“I can do it slowly, without music, when I’m alone in my studio”, I told my Bellydancing teacher Julz as she showed me for the millionth time how to move my feet for the Turkish Shimmy Half Turn.
“One, two, turn, turn,” I repeat over and over to my feet in a whisper, hoping they’ll hear.
There is so much more to this dancemove, but the feet have to become automatic, then I can work on the rest of it. So I’m practicing, hoping that when I get to class and the music is playing and the dancer I’m following moves smoothly into a Turkish Shimmy Half Turn, my feet will remember.
When I get discouraged, I think of how I keep hearing how healthy it is for our brains to keep learning something new. How learning to move my body in this way, a way I never moved it before or even imagined I could, is sparking nuerons in my brain, carving new pathways, keeping my brain guessing and engaged.
I’m actaully practicing three of the many things I’ll someday be doing when I get the Turkish, I’m practing moving my feet, keeping my posture and spotting (which is turning my head and looking at where I’m going before I get there, to keep from getting dizzy.)
And throught it all, I’m givng my brain, as well as my body, a work-out.
Here’s a video of what the Turkish Shimmy with quarter and half turns looks like:
4 thoughts on “One, Two, Turn, Turn”
Wow, Maria! What you are attempting is amazing. I don’t think I have enough neural pathways to wake up to do this.
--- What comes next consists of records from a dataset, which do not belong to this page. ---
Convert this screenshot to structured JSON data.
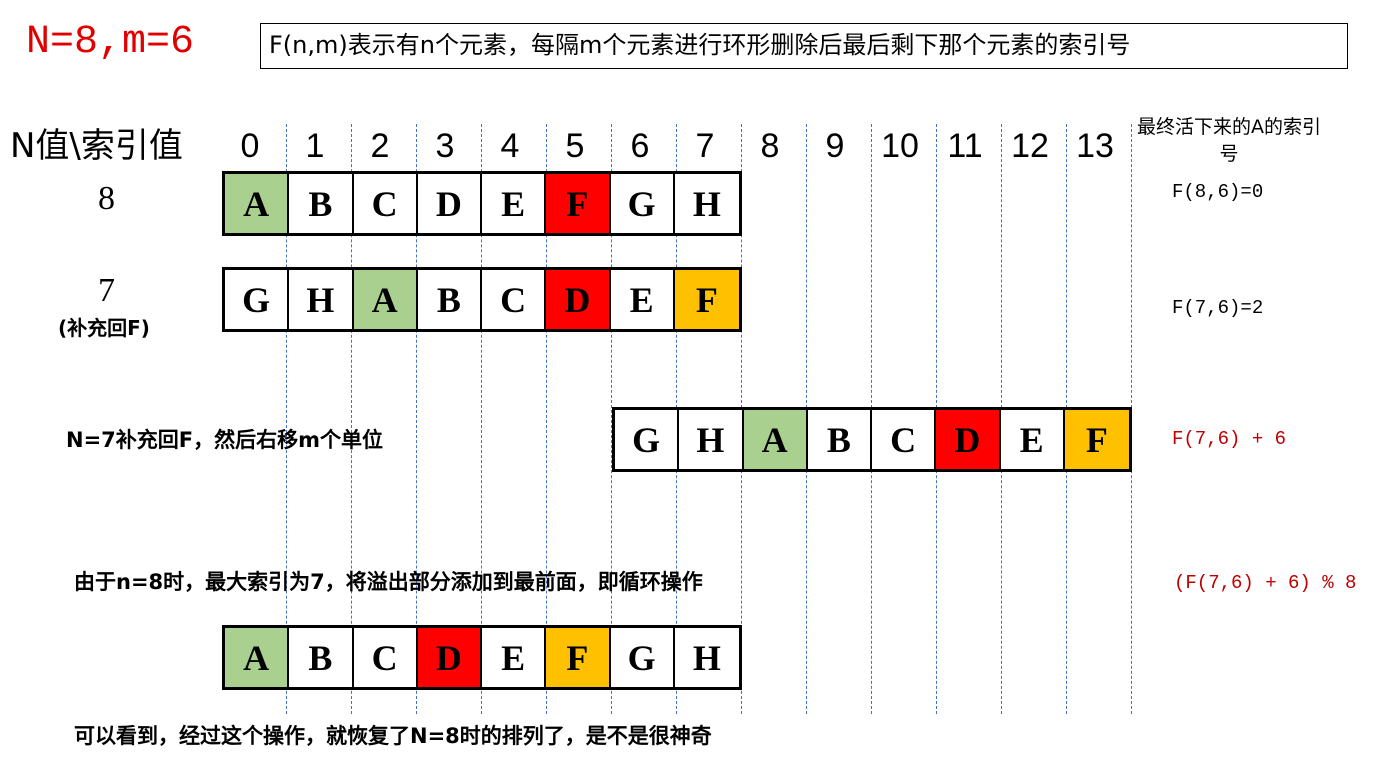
{
  "title": "N=8,m=6",
  "definition": "F(n,m)表示有n个元素，每隔m个元素进行环形删除后最后剩下那个元素的索引号",
  "header_label": "N值\\索引值",
  "index_labels": [
    "0",
    "1",
    "2",
    "3",
    "4",
    "5",
    "6",
    "7",
    "8",
    "9",
    "10",
    "11",
    "12",
    "13"
  ],
  "result_header": "最终活下来的A的索引号",
  "colors": {
    "green": "#a9d08e",
    "red": "#ff0000",
    "orange": "#ffc000",
    "white": "#ffffff",
    "accent_text": "#c00000",
    "grid": "#4472c4"
  },
  "rows": [
    {
      "label": "8",
      "sublabel": "",
      "start_index": 0,
      "cells": [
        {
          "t": "A",
          "c": "green"
        },
        {
          "t": "B",
          "c": "white"
        },
        {
          "t": "C",
          "c": "white"
        },
        {
          "t": "D",
          "c": "white"
        },
        {
          "t": "E",
          "c": "white"
        },
        {
          "t": "F",
          "c": "red"
        },
        {
          "t": "G",
          "c": "white"
        },
        {
          "t": "H",
          "c": "white"
        }
      ],
      "formula": "F(8,6)=0",
      "formula_color": "black"
    },
    {
      "label": "7",
      "sublabel": "(补充回F)",
      "start_index": 0,
      "cells": [
        {
          "t": "G",
          "c": "white"
        },
        {
          "t": "H",
          "c": "white"
        },
        {
          "t": "A",
          "c": "green"
        },
        {
          "t": "B",
          "c": "white"
        },
        {
          "t": "C",
          "c": "white"
        },
        {
          "t": "D",
          "c": "red"
        },
        {
          "t": "E",
          "c": "white"
        },
        {
          "t": "F",
          "c": "orange"
        }
      ],
      "formula": "F(7,6)=2",
      "formula_color": "black"
    },
    {
      "label": "",
      "sublabel": "",
      "start_index": 6,
      "cells": [
        {
          "t": "G",
          "c": "white"
        },
        {
          "t": "H",
          "c": "white"
        },
        {
          "t": "A",
          "c": "green"
        },
        {
          "t": "B",
          "c": "white"
        },
        {
          "t": "C",
          "c": "white"
        },
        {
          "t": "D",
          "c": "red"
        },
        {
          "t": "E",
          "c": "white"
        },
        {
          "t": "F",
          "c": "orange"
        }
      ],
      "formula": "F(7,6) + 6",
      "formula_color": "accent"
    },
    {
      "label": "",
      "sublabel": "",
      "start_index": 0,
      "cells": [
        {
          "t": "A",
          "c": "green"
        },
        {
          "t": "B",
          "c": "white"
        },
        {
          "t": "C",
          "c": "white"
        },
        {
          "t": "D",
          "c": "red"
        },
        {
          "t": "E",
          "c": "white"
        },
        {
          "t": "F",
          "c": "orange"
        },
        {
          "t": "G",
          "c": "white"
        },
        {
          "t": "H",
          "c": "white"
        }
      ],
      "formula": "",
      "formula_color": "black"
    }
  ],
  "notes": {
    "shift": "N=7补充回F，然后右移m个单位",
    "wrap": "由于n=8时，最大索引为7，将溢出部分添加到最前面，即循环操作",
    "wrap_formula": "(F(7,6) + 6) % 8",
    "conclusion": "可以看到，经过这个操作，就恢复了N=8时的排列了，是不是很神奇"
  }
}
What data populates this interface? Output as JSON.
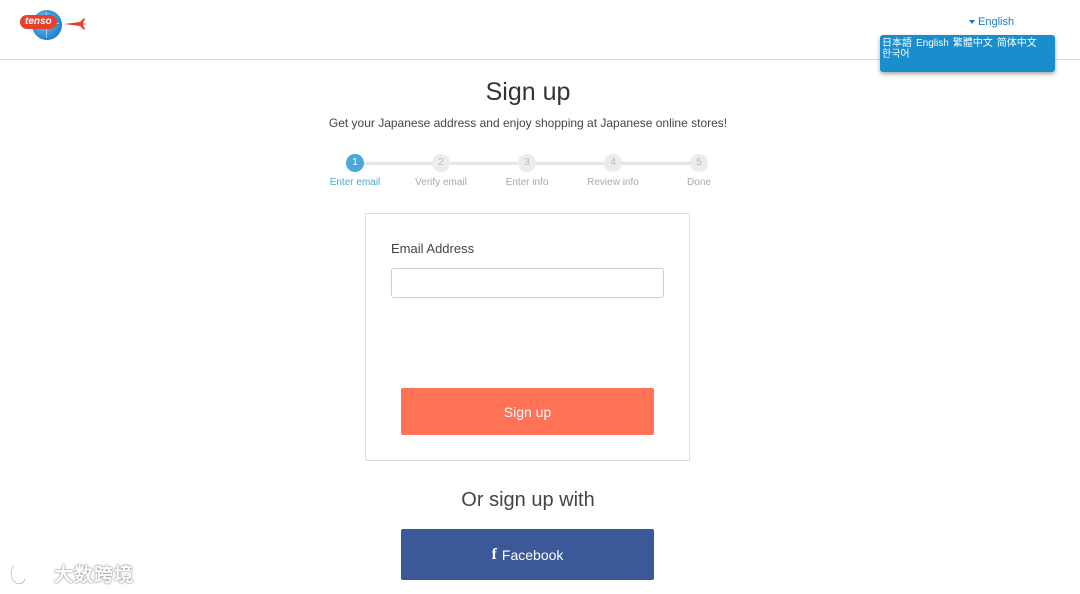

My scarf’s off to you! ; )
Ha! As I’ve learned Jane, you just never know! 🙂
You look regal! I’m impressed that you shared a video of you in the learning process. From what you’ve written about the person you used to be, that seems like evidence of a lot of growth and confidence. It’s beautiful. And your attitude about the learning process and how it requires that we be kind to ourselves, made me smile.
After doing it I thought something similar Trish. I never would have put up a video like that before. I’m so glad it brought across the idea of being kind to ourselves.